This week Porsche issued a short, and somewhat terse, statement confirming that talks between Stuttgart and the championship-leading F1 squad have fallen apart basically at the zero hour. This surprise news comes on the heels of at least a month of both companies essentially just signatures away from making the deal done. It’s hard to say exactly what happened in the breakdown of these discussions, but it seems that Red Bull wanted to retain total control of its operation, despite being willing to sell 50 percent. Porsche, one of the greatest motorsport engineering companies in history, rightly, didn’t want to be relegated to the sidelines within the Red Bull organization, and ultimately it was decided that it was best for all involved if they just walked away.
Below is Porsche’s statement in its entirety:
In the course of the last few months, Dr. Ing. h.c. F. Porsche AG and Red Bull GmbH have held talks on the possibility of Porsche’s entry into Formula 1. The two companies have now jointly come to the conclusion that these talks will no longer be continued.

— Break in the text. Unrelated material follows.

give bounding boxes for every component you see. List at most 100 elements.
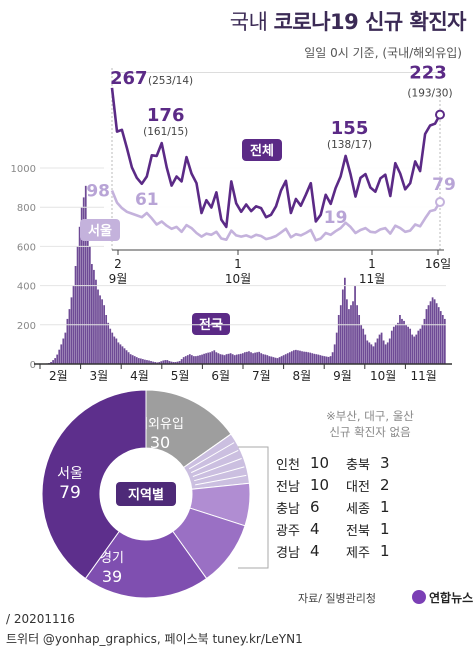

The premise was always that a partnership would be based on an equal footing, which would include not only an engine partnership but also the team. This could not be achieved. With the finalised rule changes, the racing series nevertheless remains an attractive environment for Porsche, which will continue to be monitored.
For a while it was looking like Porsche would be on the F1 grid, but its stablemate Audi wouldn’t. Following Audi’s decision to go its own way and partner with the Sauber organization once Alfa Romeo departs at the end of the 2023 season, and in light of these recent Red Bull shenanigans, the true face of F1 looks to be that Audi will get a bid to enter the grid and Porsche will not. With Sauber already spoken for, there aren’t many teams Porsche could partner with. It seems unlikely that the company would team up with one of its street car rivals in Mercedes, Ferrari, McLaren, or Alpine, and the Red Bull deal is over, so that leaves pretty much just back-of-the-grid Williams or Haas. Neither of those are particularly warm and fuzzy futures. I suppose with an injection of Porsche engineering and capital, those teams could turn around before the 2026 rule change, but still unlikely.